Nouveau dimanche printanier et nouvelle histoire de pont. Plus minérale et plus séculaire (1691) que la très touristique passerelle bhoutanaise d’Agarn, but de notre sortie de dimanche passé, la superbe voûte granitique du Hohe Brücke de Rotafen a surtout été un excellent prétexte pour retrouver certains divins chemins, qui y mènent ou qui en démarrent.

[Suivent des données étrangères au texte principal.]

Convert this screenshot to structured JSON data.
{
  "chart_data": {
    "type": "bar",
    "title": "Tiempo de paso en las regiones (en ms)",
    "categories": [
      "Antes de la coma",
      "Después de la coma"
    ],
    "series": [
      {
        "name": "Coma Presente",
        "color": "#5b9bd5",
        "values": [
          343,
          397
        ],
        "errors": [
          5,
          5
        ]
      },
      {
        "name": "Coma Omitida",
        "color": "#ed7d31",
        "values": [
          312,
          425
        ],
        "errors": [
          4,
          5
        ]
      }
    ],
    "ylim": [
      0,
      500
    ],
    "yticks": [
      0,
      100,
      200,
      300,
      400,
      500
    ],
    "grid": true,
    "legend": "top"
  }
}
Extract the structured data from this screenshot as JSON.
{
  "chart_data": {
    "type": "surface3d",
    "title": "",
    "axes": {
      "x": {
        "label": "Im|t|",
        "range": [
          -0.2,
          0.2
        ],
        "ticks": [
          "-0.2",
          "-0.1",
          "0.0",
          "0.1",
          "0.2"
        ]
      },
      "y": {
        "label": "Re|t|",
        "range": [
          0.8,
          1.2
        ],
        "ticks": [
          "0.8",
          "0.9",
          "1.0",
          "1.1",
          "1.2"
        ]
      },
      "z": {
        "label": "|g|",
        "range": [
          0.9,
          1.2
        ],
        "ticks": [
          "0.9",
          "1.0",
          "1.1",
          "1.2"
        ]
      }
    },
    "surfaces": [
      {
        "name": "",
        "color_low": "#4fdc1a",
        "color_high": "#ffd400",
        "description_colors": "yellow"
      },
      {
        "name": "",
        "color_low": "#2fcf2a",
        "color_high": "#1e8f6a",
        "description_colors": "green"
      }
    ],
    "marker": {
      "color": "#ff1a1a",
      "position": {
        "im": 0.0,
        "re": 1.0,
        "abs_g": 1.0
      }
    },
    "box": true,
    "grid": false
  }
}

Pendant que le volcan Eyjafjallajökull (prononcez “volcan islandais”, comme la plupart des brêles de journalistes) tousse, clouant au lit l’aviation européenne, nous avons à nouveau opté pour une rando dans cette rocailleuse mais superbe région de la rive droite, entre Loèche et Gampel, bien exposée et follement single-trackeuse. Le but visé était, premièrement, de poursuivre notre remise en jambes et accessoirement, de tenter de retrouver un peu de feeling. Il y a encore du boulot, mais les premières bonnes sensations de descente, sur un chemin particulièrement dégradé par le va-et-vient des troupeaux et l’hiver à peine terminé, reviennent assez vite. Rassurant et motivant à l’aube d’une nouvelle saison.

2 Réponses

  1. Ced

    Aux lectures des derniers réportages, je vois que tu t’es laissé envouter par la poésie printanière et délaissé ainsi tes outils hivernaux. Les skis sont fartés et “remisés”, place au VTT?

  2. Steph

    Oui, les semelles sont fartées, les carres aiguisées, les fix graissées et … les Iki définitivement fixés sur leur support estival. Les photos de vos 2 dernières courses, Aiguille d’Argentières et Mont-Blanc de Cheilon, m’ont certes fait saliver, mais après un hiver aussi long que rigoureux, l’appel du printemps et des chemins est trop fort pour le VTTiste dans l’âme que je suis avant tout.